The government-sponsored Staatsen Commission had proposed a 20% limit on Dutch pension funds’ investment in other companies. Beyond that point funds would have to notify the pension and insurance industry regulator, the Pensioen- & Verzekeringskamer.

“We say that’s not a good idea,” said Peter Borgdorff, director of the Dutch Association of Industry-wide Pension Funds, the Vereniging van Bedrijfstakpensioenfondsen, or VB.

“We have a prudent person principle in investments, so why should they make it more difficult?” he said. He gave the example of real estate, where a pension fund could be the only investor.

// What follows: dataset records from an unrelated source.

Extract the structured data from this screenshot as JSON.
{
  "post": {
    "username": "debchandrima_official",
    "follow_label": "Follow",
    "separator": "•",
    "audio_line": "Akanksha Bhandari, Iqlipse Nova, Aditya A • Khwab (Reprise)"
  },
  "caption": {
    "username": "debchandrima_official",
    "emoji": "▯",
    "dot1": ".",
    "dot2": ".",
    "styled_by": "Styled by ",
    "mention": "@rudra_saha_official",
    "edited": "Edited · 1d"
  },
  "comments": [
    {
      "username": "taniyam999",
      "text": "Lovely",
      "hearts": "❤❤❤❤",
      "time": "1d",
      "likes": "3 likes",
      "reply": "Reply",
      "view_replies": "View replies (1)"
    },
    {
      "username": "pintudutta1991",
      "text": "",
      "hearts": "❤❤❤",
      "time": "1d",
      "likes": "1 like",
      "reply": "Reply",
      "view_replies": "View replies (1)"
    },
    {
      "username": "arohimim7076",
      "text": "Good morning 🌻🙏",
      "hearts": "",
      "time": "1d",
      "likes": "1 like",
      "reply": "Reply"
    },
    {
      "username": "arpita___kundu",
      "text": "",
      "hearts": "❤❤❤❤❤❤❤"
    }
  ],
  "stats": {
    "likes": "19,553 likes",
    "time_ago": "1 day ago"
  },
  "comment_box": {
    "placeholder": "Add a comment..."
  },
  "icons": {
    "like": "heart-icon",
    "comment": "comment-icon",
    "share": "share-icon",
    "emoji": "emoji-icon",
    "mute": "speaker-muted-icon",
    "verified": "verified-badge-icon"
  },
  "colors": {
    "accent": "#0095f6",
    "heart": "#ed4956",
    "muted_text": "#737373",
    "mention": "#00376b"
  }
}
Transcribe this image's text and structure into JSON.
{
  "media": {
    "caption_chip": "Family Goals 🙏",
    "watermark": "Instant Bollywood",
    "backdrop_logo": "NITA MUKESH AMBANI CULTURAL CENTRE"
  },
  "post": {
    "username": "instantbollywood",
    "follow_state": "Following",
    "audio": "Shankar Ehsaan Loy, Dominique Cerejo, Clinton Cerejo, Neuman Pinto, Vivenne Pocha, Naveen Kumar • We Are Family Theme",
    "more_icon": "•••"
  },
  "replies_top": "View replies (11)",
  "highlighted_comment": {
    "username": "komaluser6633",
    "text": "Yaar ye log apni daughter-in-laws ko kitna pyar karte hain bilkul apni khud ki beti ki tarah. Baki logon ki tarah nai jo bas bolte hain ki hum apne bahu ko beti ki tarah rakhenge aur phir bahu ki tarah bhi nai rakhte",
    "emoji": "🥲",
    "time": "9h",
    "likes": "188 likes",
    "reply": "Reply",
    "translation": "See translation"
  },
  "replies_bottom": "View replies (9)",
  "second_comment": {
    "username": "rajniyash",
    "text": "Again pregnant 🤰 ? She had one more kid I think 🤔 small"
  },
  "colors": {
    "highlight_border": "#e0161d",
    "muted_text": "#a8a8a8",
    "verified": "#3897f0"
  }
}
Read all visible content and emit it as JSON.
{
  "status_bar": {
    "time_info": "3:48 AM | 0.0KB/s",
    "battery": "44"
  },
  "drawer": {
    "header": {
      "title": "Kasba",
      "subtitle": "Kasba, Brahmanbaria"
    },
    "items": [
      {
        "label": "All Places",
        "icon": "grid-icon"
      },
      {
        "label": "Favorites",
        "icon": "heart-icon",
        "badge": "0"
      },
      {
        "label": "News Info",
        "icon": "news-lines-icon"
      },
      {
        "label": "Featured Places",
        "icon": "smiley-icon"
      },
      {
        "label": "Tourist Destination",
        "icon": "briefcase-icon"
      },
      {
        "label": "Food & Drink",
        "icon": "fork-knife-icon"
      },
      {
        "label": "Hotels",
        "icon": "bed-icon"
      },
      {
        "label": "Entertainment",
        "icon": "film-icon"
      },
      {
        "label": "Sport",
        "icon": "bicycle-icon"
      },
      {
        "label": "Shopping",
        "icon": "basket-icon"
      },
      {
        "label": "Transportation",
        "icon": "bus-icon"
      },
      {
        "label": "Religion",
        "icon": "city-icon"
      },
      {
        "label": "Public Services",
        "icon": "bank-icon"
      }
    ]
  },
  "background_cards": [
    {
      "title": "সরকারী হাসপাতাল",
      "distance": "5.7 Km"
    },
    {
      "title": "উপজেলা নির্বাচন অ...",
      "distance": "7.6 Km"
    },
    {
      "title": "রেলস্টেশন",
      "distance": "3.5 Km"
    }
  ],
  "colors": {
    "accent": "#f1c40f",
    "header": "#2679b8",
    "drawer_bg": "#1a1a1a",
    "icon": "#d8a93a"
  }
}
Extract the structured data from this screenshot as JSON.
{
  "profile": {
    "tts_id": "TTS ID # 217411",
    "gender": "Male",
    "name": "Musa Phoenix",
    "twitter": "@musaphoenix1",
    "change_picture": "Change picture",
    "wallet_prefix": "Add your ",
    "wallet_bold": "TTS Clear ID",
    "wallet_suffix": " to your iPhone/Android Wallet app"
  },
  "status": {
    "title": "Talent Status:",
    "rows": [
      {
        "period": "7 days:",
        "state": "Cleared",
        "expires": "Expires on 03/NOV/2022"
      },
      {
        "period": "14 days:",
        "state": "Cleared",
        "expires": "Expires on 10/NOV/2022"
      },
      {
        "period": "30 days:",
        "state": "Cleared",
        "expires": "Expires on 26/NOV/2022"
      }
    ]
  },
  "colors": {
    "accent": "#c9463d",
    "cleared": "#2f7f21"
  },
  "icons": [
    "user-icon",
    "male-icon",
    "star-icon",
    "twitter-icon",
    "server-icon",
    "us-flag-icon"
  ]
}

That view was borne out by Jeroen Steenvoorden, director of the Corporate Pension Funds Association, the Stichting voor Ondernemingspensioenfondsen, or OPF. He said that such demands were new in Dutch legislation. He saw a “grey area” between entrepreneurship and investment.

He added that there is a new tax proposal for next year on the table under which pension funds may face corporate taxation. He said the OPF was lobbying this week, saying that MPs should at least wait until the Staasten report has been discussed.

“We still have to make up our minds about our strategy,” Steenvoorden added, though he was confident there will be changes to the report along the way. Steenvoorden said the OPF is now taking time to discuss the report with investment directors at pension funds.

Steenvoorden admits the rationale behind the proposals is logical in that pension funds shouldn’t be allowed to compete with other institutions that don’t have access to the same funds. And the other issue is member protection.

The report has now been sent by social security minister Mark Rutte to Parliament and the Labour Foundation consultative body for a two-month review period. The cabinet is expected to make its views known in mid-February next year.

The commission was set up by the first Balkenende cabinet and comprised Jos Staasten of Amsterdam-based consulting firm Boer & Croon, Allen & Overy partner Steven Schuit and PVK chairman Dirk Witteveen.

When the commission was set up the VB said that “erroneous ideas” should not be allowed to constrain new activities. It acknowledged that pension funds should focus on providing protection. “Activities should be undertaken in compliance with the rules applying to other providers of similar products,” it says.